On Tue, Nov 10, 2020 at 12:07 PM Viresh Kumar <viresh.kumar@xxxxxxxxxx> wrote:
>
> The cpufreq and thermal core, both provide sysfs statistics to help
> userspace learn about the behavior of frequencies and cooling states.
>
> This is how they look:
>
> /sys/devices/system/cpu/cpufreq/policy0/stats/time_in_state:208000 11
> /sys/devices/system/cpu/cpufreq/policy0/stats/time_in_state:432000 147
> /sys/devices/system/cpu/cpufreq/policy0/stats/time_in_state:729000 1600
> /sys/devices/system/cpu/cpufreq/policy0/stats/time_in_state:960000 879
> /sys/devices/system/cpu/cpufreq/policy0/stats/time_in_state:1200000 399
>
> /sys/class/thermal/cooling_device0/stats/time_in_state_ms:state0 4097
> /sys/class/thermal/cooling_device0/stats/time_in_state_ms:state1 8932
> /sys/class/thermal/cooling_device0/stats/time_in_state_ms:state2 15868
> /sys/class/thermal/cooling_device0/stats/time_in_state_ms:state3 1384
> /sys/class/thermal/cooling_device0/stats/time_in_state_ms:state4 103
>
> Here, state0 of thermal corresponds to the highest frequency of the CPU,
> i.e. 1200000 and state4 to the lowest one.
>
> While both of these try to show similar kind of data (which can still be
> very much different from each other), the values looked different (by a
> factor of 10, i.e. thermal's time_in_state is almost 10 times that of
> cpufreq time_in_state).
>
> This comes from the fact that cpufreq core displays the time in usertime
> units (10 ms).
>
> It would be better if both the frameworks displayed times in the same
> unit as the users may need to correlate between them and different
> scales just make it awkward. And the choice of thermal core for that
> (msec) seems to be a better choice as it is easier to read.
>
> The thermal core also does the stats calculations using ktime, which is
> much more accurate as compared to jiffies used by cpufreq core.
>
> This patch updates the cpufreq core to use ktime for the internal
> calculations and changes the units of time_in_state to msec.

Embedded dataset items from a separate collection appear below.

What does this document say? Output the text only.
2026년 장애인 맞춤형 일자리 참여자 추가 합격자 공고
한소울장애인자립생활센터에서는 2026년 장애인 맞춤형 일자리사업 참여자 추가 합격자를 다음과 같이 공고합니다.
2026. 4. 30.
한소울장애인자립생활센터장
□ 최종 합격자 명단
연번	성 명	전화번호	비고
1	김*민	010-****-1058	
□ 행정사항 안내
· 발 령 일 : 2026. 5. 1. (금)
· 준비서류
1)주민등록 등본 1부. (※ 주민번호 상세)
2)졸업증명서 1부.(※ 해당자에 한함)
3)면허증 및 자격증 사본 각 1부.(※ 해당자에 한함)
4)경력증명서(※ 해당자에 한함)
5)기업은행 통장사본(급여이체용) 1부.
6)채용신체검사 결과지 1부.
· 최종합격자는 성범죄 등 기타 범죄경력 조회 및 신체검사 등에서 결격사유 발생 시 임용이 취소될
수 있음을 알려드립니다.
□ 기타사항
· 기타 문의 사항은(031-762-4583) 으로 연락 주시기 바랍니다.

Well, this may confuse user space using the stats today.

>
> The results look like this after this commit:
>
> /sys/devices/system/cpu/cpufreq/policy0/stats/time_in_state:208000 13
> /sys/devices/system/cpu/cpufreq/policy0/stats/time_in_state:432000 790
> /sys/devices/system/cpu/cpufreq/policy0/stats/time_in_state:729000 12492
> /sys/devices/system/cpu/cpufreq/policy0/stats/time_in_state:960000 13259
> /sys/devices/system/cpu/cpufreq/policy0/stats/time_in_state:1200000 3830
>
> /sys/class/thermal/cooling_device0/stats/time_in_state_ms:state0 3888
> /sys/class/thermal/cooling_device0/stats/time_in_state_ms:state1 13432
> /sys/class/thermal/cooling_device0/stats/time_in_state_ms:state2 12336
> /sys/class/thermal/cooling_device0/stats/time_in_state_ms:state3 740
> /sys/class/thermal/cooling_device0/stats/time_in_state_ms:state4 0
>
> FWIW, tools/power/cpupower/ does consume the time_in_state values from
> the sysfs files but it is independent of the unit of the time and didn't
> require an update.

But whoever uses cpupower may be confused.